Am 04.09.2020 beantragte der Kläger mit Wirkung zum 01.12.2020 Arbeitslosengeld. Er gab an, dass er und seine Ehefrau keine Kinder hätten und dass zu Beginn des Jahres die Lohnsteuerklasse 3 für ihn gegolten habe. In der von der Arbeitgeberin erteilten Arbeitsbescheinigung wurde u.a. eine als Jubiläumsgeld benannte Einmalzahlung an den Kläger im November 2020 in Höhe von 20.043,67 € aufgeführt. Zusätzlich zu dem Jubiläumsgeld bescheinigte die Arbeitgeberin dem Kläger im Zeitraum vom 01.12.2019 bis zum 30.11.2020 laufendes Arbeitsentgelt in Höhe von 59.288,28 € und Einmalzahlungen in Höhe von 1.843,74 €. Ausweislich des Gesprächsvermerks vom 27.05.2020 meldete sich der Kläger an diesem Tag telefonisch arbeitssuchend und teilte mit, dass er sich dem Arbeitsmarkt in Teilzeit mit 15 Stunden pro Woche zur Verfügung stelle.

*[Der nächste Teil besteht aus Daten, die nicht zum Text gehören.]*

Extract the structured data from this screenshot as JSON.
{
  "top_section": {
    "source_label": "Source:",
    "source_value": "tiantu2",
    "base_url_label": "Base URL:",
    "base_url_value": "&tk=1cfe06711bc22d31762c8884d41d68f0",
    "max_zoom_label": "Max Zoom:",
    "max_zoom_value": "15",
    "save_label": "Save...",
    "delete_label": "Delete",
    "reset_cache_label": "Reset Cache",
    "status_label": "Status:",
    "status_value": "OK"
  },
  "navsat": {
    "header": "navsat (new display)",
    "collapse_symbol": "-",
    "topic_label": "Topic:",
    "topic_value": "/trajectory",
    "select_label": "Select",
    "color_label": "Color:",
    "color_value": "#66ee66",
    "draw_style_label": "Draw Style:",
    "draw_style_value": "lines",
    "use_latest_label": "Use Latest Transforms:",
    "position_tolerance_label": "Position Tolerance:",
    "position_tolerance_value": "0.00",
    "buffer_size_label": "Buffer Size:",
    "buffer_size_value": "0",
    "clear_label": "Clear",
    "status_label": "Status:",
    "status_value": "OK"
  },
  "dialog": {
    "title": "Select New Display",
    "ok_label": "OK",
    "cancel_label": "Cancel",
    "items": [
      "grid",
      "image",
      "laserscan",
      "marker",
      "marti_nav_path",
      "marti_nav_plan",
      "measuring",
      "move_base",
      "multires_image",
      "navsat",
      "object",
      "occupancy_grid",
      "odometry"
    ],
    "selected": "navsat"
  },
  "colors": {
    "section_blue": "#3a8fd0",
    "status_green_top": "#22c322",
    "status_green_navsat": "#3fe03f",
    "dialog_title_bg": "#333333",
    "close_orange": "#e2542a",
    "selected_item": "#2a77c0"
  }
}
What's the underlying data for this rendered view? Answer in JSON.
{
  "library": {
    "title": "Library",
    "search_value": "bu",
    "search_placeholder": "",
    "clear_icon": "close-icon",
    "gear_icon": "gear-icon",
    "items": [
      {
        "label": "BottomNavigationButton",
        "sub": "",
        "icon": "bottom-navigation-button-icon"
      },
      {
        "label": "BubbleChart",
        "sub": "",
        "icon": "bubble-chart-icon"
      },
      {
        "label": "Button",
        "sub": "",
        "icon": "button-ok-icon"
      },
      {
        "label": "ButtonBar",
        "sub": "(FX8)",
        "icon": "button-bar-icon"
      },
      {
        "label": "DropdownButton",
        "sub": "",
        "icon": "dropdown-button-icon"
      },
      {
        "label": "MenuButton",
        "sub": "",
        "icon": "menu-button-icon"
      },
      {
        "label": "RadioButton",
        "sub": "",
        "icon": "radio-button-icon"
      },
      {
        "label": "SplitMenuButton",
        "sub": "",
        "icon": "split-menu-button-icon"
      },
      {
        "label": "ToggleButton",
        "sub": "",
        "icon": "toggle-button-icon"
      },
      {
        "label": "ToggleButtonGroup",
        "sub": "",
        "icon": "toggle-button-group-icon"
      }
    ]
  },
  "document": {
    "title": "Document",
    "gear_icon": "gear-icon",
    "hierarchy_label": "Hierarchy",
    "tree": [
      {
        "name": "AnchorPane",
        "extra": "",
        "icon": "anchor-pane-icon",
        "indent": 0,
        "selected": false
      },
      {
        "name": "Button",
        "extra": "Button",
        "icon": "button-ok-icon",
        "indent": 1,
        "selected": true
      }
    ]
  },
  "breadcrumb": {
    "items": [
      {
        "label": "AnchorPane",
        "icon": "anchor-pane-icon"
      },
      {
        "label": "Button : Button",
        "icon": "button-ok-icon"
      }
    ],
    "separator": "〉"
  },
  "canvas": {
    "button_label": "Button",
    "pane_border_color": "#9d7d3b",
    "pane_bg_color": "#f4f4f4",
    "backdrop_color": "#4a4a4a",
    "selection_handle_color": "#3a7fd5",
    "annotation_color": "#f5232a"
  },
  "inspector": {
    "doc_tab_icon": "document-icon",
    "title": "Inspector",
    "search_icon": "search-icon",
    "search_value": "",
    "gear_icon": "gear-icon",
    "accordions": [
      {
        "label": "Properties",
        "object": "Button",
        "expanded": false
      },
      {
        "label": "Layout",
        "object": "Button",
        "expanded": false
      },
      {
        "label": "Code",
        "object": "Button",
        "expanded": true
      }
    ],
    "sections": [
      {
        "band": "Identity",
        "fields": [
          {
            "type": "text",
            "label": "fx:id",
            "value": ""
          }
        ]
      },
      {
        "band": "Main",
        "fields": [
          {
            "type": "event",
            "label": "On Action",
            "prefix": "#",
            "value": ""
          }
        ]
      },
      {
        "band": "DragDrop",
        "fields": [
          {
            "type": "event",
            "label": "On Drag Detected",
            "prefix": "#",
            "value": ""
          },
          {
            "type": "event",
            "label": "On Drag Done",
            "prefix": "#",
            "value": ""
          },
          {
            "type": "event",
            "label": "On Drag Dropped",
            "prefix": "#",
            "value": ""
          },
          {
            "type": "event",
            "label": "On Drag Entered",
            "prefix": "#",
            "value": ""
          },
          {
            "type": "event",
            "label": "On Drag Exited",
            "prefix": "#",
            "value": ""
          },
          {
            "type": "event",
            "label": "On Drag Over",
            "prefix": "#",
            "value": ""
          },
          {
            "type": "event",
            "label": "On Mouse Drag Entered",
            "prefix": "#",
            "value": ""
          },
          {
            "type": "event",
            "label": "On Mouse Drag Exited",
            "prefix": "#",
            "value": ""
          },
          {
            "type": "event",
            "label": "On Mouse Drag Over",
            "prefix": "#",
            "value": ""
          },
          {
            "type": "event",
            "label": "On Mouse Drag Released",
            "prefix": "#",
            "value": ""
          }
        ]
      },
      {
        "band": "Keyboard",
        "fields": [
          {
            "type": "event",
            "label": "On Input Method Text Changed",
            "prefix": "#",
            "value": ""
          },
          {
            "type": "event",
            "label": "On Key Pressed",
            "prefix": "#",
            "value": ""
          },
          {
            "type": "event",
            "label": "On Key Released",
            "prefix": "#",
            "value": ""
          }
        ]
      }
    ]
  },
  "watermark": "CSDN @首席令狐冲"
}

Die Beklagte bewilligte dem Kläger mit Bescheid vom 08.12.2020 zunächst vorschussweise Arbeitslosengeld, welches sie ausgehend von einem täglichen Arbeitsentgelt im Bemessungszeitraum vom 01.12.2019 bis zum 30.11.2020 von 167,03 € berechnete. Der Kläger wolle nicht mehr die im Bemessungszeitraum angefallenen durchschnittlichen wöchentlichen Arbeitsstunden leisten. Das Bemessungsentgelt vermindere sich deshalb entsprechend dem Verhältnis der dem Kläger aktuell möglichen wöchentlichen Arbeitsstunden (15 Stunden) zu den früher geleisteten (20 Stunden). Das Bemessungsentgelt belaufe sich daher auf 125,27 € und das tägliche Leistungsentgelt auf 89,62 €.

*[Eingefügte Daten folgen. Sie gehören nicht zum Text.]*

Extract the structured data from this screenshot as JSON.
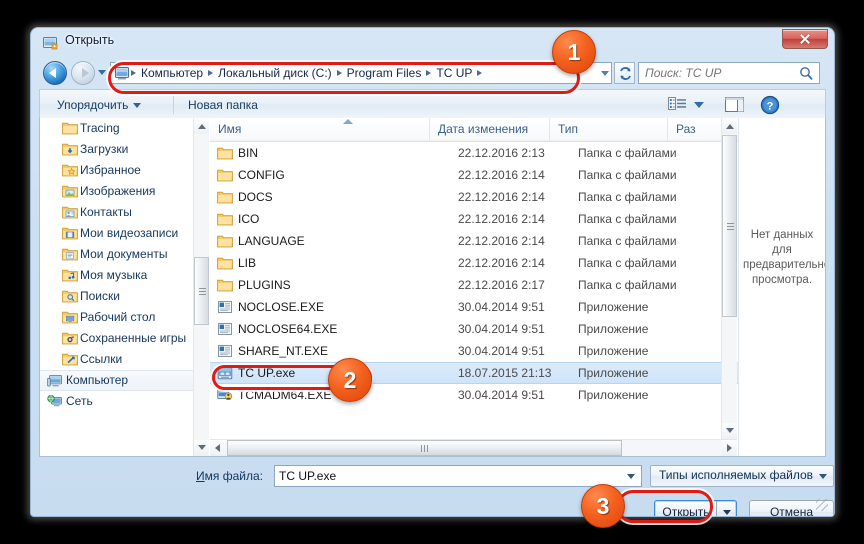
{
  "window": {
    "title": "Открыть",
    "icon": "open-folder-icon",
    "close_button": "close-icon"
  },
  "navigation": {
    "back_tooltip": "Назад",
    "forward_tooltip": "Вперед",
    "recent_caret": "chevron-down-icon",
    "breadcrumbs": [
      "Компьютер",
      "Локальный диск (C:)",
      "Program Files",
      "TC UP"
    ],
    "refresh_icon": "refresh-icon"
  },
  "search": {
    "placeholder": "Поиск: TC UP",
    "value": "",
    "icon": "search-icon"
  },
  "toolbar": {
    "organize_label": "Упорядочить",
    "new_folder_label": "Новая папка",
    "view_icon": "list-view-icon",
    "view_caret": "chevron-down-icon",
    "preview_pane_icon": "preview-pane-icon",
    "help_icon": "help-icon"
  },
  "sidebar": {
    "items": [
      {
        "label": "Tracing",
        "icon": "folder-icon",
        "indent": true,
        "selected": false
      },
      {
        "label": "Загрузки",
        "icon": "folder-download-icon",
        "indent": true,
        "selected": false
      },
      {
        "label": "Избранное",
        "icon": "folder-favorites-icon",
        "indent": true,
        "selected": false
      },
      {
        "label": "Изображения",
        "icon": "folder-pictures-icon",
        "indent": true,
        "selected": false
      },
      {
        "label": "Контакты",
        "icon": "folder-contacts-icon",
        "indent": true,
        "selected": false
      },
      {
        "label": "Мои видеозаписи",
        "icon": "folder-videos-icon",
        "indent": true,
        "selected": false
      },
      {
        "label": "Мои документы",
        "icon": "folder-documents-icon",
        "indent": true,
        "selected": false
      },
      {
        "label": "Моя музыка",
        "icon": "folder-music-icon",
        "indent": true,
        "selected": false
      },
      {
        "label": "Поиски",
        "icon": "folder-search-icon",
        "indent": true,
        "selected": false
      },
      {
        "label": "Рабочий стол",
        "icon": "folder-desktop-icon",
        "indent": true,
        "selected": false
      },
      {
        "label": "Сохраненные игры",
        "icon": "folder-savedgames-icon",
        "indent": true,
        "selected": false
      },
      {
        "label": "Ссылки",
        "icon": "folder-links-icon",
        "indent": true,
        "selected": false
      },
      {
        "label": "Компьютер",
        "icon": "computer-icon",
        "indent": false,
        "selected": true
      },
      {
        "label": "Сеть",
        "icon": "network-icon",
        "indent": false,
        "selected": false
      }
    ]
  },
  "filelist": {
    "columns": [
      "Имя",
      "Дата изменения",
      "Тип",
      "Раз"
    ],
    "sort_column": "Имя",
    "sort_direction": "ascending",
    "rows": [
      {
        "name": "BIN",
        "date": "22.12.2016 2:13",
        "type": "Папка с файлами",
        "icon": "folder-icon",
        "selected": false
      },
      {
        "name": "CONFIG",
        "date": "22.12.2016 2:14",
        "type": "Папка с файлами",
        "icon": "folder-icon",
        "selected": false
      },
      {
        "name": "DOCS",
        "date": "22.12.2016 2:14",
        "type": "Папка с файлами",
        "icon": "folder-icon",
        "selected": false
      },
      {
        "name": "ICO",
        "date": "22.12.2016 2:14",
        "type": "Папка с файлами",
        "icon": "folder-icon",
        "selected": false
      },
      {
        "name": "LANGUAGE",
        "date": "22.12.2016 2:14",
        "type": "Папка с файлами",
        "icon": "folder-icon",
        "selected": false
      },
      {
        "name": "LIB",
        "date": "22.12.2016 2:14",
        "type": "Папка с файлами",
        "icon": "folder-icon",
        "selected": false
      },
      {
        "name": "PLUGINS",
        "date": "22.12.2016 2:17",
        "type": "Папка с файлами",
        "icon": "folder-icon",
        "selected": false
      },
      {
        "name": "NOCLOSE.EXE",
        "date": "30.04.2014 9:51",
        "type": "Приложение",
        "icon": "exe-icon",
        "selected": false
      },
      {
        "name": "NOCLOSE64.EXE",
        "date": "30.04.2014 9:51",
        "type": "Приложение",
        "icon": "exe-icon",
        "selected": false
      },
      {
        "name": "SHARE_NT.EXE",
        "date": "30.04.2014 9:51",
        "type": "Приложение",
        "icon": "exe-icon",
        "selected": false
      },
      {
        "name": "TC UP.exe",
        "date": "18.07.2015 21:13",
        "type": "Приложение",
        "icon": "tcup-icon",
        "selected": true
      },
      {
        "name": "TCMADM64.EXE",
        "date": "30.04.2014 9:51",
        "type": "Приложение",
        "icon": "tcadmin-icon",
        "selected": false
      }
    ]
  },
  "preview": {
    "message": "Нет данных для предварительного просмотра."
  },
  "bottom": {
    "filename_label_underlined": "И",
    "filename_label_rest": "мя файла:",
    "filename_value": "TC UP.exe",
    "filetype_value": "Типы исполняемых файлов",
    "open_button_underlined": "О",
    "open_button_rest": "ткрыть",
    "cancel_button": "Отмена"
  },
  "annotations": {
    "callouts": [
      {
        "number": "1",
        "target": "address-bar"
      },
      {
        "number": "2",
        "target": "selected-file-row"
      },
      {
        "number": "3",
        "target": "open-button"
      }
    ],
    "accent_color": "#e01b15",
    "callout_color": "#f4611f"
  }
}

Der Kläger teilte mit E-Mail vom 14.12.2020 mit, sich dem Arbeitsmarkt künftig im Umfang von 40 Stunden pro Woche zur Verfügung stellen zu wollen. Zudem habe sich die Höhe des Jubiläumsgeldes tatsächlich auf 24.732,50 € belaufen, was sich auch aus der entsprechenden Verbeitragung zur Arbeitslosenversicherung laut Verdienstabrechnung ergebe.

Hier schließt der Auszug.